Electricity, gas, and water utilities across the country have announced 20 mergers in the past 18 months, according to A.G. Edwards & Sons, a brokerage house based in St. Louis.
"There'll be more of these mergers if the same forces of deregulation keep going on," says Eugene Abraham, chief executive officer at Sargent & Lundy, an engineering firm in Chicago.
"Electric utilities especially want to gain customers and secure their own customer base in preparation for deregulation," says Tim Winter, a securities analyst at A.G. Edwards. Many companies are girding for the loss of their monopoly by merging with firms in the same industry or by staging cross-industry tie ups: electricity with gas or electricity with water.
This week Long Island Lighting Company (Lilco) and Brooklyn Union Gas Company announced a merger through a $3 billion stock swap. Brooklyn Union brings to the match 1.1 million customers in three of New York City's outer boroughs. Lilco's 1.1 million electricity customers are on Long Island. The combination would yield total revenue of $4.5 billion.
In another recent variation, NIPSCO Industries Inc., a provider of gas and electricity to Northwest Indiana, announced a merger with IWC Resources Corp. (IWCR), whose largest subsidiary provides water to some 235,000 customers in the Indianapolis area.
IWCR "is located in one of the fastest-growing areas of the Midwest, and its management vision is consistent with [NIPSCO's] commitment to grow in utility and utility-related businesses," says Gary Neale, NIPSCO's chief executive officer.
The deal expands the customer base for both companies; NIPSCO serves 700,000 gas customers and 404,000 electricity customers. Also, executives reckon that consumers buying a big bundle of services from one company are less likely to switch to a competitor.
In one of the most spectacular marriages, Panenergy Corp. and Duke Power Company last month announced they would merge in a $7.7 billion swap of company stock to create a network selling electricity and gas nationwide. They are targeting states that have opened up, or intend to open up, the energy market to competition.
Most utilities seeking to expand beyond their traditional service area must overcome strong customer adherence to local utilities. Consumers are often reluctant to buy vital services like gas and electricity from a newcomer with an unfamiliar name or record.
"Especially with a product like natural gas or electricity, customers have come to trust their local utilities, and they balk at an unknown name coming into the territory," says Michael Heim, another A.G. Edwards analyst. With that in mind, Mobil and Chevron have sought to leverage their well known names by launching subsidiaries to market natural gas.

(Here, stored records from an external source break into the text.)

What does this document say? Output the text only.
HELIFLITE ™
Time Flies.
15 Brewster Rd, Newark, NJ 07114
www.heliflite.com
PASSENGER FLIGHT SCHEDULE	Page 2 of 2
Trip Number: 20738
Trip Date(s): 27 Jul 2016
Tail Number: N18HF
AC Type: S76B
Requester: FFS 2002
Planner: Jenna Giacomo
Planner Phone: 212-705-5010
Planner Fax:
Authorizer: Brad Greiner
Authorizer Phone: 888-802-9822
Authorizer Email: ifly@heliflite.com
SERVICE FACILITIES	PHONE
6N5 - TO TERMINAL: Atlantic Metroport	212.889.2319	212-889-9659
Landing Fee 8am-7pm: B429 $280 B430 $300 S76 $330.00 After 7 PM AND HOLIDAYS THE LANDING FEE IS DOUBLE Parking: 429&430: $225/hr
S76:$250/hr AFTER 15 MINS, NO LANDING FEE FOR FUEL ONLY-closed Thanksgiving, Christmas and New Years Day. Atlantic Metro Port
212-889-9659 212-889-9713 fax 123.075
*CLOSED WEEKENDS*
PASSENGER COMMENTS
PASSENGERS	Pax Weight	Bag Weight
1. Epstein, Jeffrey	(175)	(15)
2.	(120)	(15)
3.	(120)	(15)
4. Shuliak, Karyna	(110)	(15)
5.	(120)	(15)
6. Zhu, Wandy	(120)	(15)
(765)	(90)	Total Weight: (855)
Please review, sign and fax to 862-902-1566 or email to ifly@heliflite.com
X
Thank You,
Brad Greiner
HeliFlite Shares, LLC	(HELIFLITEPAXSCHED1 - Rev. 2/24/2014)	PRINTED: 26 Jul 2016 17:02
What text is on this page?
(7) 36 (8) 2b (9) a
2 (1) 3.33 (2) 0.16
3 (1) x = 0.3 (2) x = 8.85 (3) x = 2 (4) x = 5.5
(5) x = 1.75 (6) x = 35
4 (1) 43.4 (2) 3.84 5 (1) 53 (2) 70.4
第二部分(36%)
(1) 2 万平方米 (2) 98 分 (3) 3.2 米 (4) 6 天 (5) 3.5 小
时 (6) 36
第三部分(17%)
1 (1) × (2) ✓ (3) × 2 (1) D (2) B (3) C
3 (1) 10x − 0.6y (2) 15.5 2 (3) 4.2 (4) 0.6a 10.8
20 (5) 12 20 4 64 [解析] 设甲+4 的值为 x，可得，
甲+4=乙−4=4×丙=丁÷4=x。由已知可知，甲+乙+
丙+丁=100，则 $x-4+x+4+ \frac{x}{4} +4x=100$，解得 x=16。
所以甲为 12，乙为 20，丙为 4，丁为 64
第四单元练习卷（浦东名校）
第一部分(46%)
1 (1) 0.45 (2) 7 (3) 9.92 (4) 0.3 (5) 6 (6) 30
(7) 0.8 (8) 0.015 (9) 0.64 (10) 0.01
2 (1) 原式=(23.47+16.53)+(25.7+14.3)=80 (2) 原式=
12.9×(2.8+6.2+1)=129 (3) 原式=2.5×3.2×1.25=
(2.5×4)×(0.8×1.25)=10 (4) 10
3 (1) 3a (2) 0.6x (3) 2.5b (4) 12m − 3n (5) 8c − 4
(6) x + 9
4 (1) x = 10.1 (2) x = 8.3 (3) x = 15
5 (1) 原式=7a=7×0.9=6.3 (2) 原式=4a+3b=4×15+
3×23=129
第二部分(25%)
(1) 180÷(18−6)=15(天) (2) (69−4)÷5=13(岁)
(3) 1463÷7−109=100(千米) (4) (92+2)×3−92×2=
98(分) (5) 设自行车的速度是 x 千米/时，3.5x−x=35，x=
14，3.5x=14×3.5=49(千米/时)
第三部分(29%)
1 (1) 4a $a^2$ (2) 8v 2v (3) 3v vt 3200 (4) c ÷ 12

Some of the freshest opportunities for consolidation and mergers involve water utilities.
Of the 60,000 water systems in the United States, 80 percent are municipally run, just 17 are publicly traded, and the remainder are privately owned, says Tim Winter, an analyst at A.G. Edwards.
Many municipalities eager to curtail taxes and heed a call for budgetary austerity are either selling their water works outright or hiring water companies to run them. Also, many privately owned water works are small and thus readily sell out to larger, more efficient firms, analysts say.